I thought the patent issue was more of a ten year 'lease' type of thing?

Anyhoo. I don't see the timing as particularly shocking. Well, Microsoft buying anything is shocking at all times, I guess :p

I think a few people here and elsewhere predicted exactly THIS outcome in 2010. And the fact that Elop's name crops up as a Ballmer replacement proves to me that THIS OUTCOME was his mission! BECAUSE if it wasn't, he'd be a horrible CEO. He did what he was supposed to do. You can call me conspiracy theorist. Beats gasbaggy dreamer anyways!

Nokia is dead now. The name will live on - like Zune, Kin, webOS. Heck, WP may succede - but not with my bucks. Pooooof.

martinjjames / MOD  Sep. 3, 2013 at 18:47

I thought the patent issue was more of a ten year 'lease' type of thing?

Ah, yeah I missed that.

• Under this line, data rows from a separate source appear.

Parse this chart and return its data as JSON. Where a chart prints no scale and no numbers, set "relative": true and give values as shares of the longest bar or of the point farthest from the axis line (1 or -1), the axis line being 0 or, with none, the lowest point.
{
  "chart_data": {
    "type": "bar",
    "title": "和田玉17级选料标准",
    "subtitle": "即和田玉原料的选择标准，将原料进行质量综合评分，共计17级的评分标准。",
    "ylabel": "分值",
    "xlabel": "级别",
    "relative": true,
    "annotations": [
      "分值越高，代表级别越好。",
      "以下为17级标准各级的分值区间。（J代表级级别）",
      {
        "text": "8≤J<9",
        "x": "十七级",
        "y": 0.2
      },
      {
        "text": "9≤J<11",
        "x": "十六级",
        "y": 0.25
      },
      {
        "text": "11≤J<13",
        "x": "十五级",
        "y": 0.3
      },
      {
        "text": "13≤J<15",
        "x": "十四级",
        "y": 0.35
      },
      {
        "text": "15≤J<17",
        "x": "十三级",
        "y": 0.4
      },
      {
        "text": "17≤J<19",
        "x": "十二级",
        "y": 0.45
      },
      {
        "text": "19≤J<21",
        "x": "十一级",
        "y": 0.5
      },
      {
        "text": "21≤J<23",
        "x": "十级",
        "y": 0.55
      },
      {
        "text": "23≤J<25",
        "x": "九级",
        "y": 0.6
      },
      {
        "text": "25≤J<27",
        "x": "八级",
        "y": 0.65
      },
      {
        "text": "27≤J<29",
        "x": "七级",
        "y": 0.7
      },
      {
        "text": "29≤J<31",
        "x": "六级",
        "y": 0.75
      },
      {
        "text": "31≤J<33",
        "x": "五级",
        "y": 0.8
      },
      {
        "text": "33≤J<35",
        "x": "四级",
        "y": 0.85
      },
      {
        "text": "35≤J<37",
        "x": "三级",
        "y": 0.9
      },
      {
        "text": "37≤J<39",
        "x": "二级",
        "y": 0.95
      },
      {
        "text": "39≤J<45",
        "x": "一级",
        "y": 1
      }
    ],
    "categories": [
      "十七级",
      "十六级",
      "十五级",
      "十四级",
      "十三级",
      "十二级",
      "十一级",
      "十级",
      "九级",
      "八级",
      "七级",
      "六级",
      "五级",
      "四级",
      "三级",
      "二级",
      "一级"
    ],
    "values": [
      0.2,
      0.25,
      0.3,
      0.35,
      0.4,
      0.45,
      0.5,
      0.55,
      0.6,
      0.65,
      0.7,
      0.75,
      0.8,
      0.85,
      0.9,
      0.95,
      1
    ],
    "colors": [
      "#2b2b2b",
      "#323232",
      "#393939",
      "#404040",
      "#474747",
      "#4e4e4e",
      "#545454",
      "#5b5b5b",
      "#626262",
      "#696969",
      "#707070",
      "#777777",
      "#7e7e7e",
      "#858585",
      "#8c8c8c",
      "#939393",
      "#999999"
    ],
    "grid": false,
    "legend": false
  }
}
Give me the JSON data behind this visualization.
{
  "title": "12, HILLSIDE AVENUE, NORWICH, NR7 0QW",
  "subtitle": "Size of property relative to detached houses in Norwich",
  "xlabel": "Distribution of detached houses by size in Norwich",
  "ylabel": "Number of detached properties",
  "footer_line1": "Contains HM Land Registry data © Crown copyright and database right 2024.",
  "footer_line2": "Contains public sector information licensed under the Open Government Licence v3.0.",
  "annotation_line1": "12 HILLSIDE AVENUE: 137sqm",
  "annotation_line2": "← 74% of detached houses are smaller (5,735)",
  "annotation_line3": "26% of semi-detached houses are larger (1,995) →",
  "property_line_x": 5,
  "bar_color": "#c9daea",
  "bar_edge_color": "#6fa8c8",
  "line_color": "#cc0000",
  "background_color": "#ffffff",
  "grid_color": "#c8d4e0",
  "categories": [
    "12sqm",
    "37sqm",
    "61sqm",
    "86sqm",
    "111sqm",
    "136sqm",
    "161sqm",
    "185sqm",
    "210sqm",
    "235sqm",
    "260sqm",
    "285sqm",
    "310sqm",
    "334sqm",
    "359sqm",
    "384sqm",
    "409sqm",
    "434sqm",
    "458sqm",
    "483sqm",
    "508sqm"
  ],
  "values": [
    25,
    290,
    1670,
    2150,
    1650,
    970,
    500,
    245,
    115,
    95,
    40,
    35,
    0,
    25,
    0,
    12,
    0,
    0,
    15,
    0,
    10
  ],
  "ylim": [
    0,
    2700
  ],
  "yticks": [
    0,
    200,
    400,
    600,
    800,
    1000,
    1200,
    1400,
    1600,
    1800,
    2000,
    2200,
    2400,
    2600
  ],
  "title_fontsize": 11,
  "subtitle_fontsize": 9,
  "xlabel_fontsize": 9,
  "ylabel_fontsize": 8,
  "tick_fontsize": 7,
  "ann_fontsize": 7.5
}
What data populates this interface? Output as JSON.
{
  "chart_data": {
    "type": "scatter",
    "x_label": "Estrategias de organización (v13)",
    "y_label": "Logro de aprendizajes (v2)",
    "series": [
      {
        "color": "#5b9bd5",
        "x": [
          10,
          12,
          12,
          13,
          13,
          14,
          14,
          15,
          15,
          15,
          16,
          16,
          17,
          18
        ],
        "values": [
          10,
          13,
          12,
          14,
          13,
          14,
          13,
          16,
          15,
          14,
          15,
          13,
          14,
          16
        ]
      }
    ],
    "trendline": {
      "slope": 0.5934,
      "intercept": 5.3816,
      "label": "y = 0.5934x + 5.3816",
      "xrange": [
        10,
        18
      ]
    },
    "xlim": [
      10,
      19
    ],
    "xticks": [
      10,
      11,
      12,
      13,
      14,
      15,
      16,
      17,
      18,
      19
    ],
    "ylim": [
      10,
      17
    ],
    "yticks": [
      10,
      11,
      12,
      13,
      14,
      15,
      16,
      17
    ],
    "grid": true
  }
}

Corrected in the story, thanks :)

And yes, largely agreed on all points. Except the gasbaggy dreamer bit, obv :p

Stelph  Sep. 4, 2013 at 10:23

I thought the patent issue was more of a ten year 'lease' type of thing?

Anyhoo. I don't see the timing as particularly shocking. Well, Microsoft buying anything is shocking at all times, I guess :p

Not particluarly shocking as you say, but suspiciously bold. As soon as Balmer announces he is stepping down (and apparently is pushed out), and just when people are saying there isnt a replacement CEO, MS then swoops in and buys out Nokia netting themselves a high Quality and respected devices maker and also a new CEO candidate to boot. Anyone who argues there is no connection is seriously deluded IMO

JanSt / MOD  Sep. 4, 2013 at 12:10

"As soon as Ballmer steps down..."...
Numero Uno: A few "unnamed" Microsoftians and outsiders are certain Ballmer was fired.

Two) as soon as... Those giant corporations have long term strategies. Nokia had to find a niche and perfect it. The camera. Only thing that distinguishes a €600 phone from a €90 one.
That takes time. Look at BB, HP, Palm or early Android...
M$ are often wrong, but that don't make them stoopid.
Mobile was the next big thing, that was obvious...
Everything else (xbox aside) Ballmer screwed up. Elop did his job well - for M$.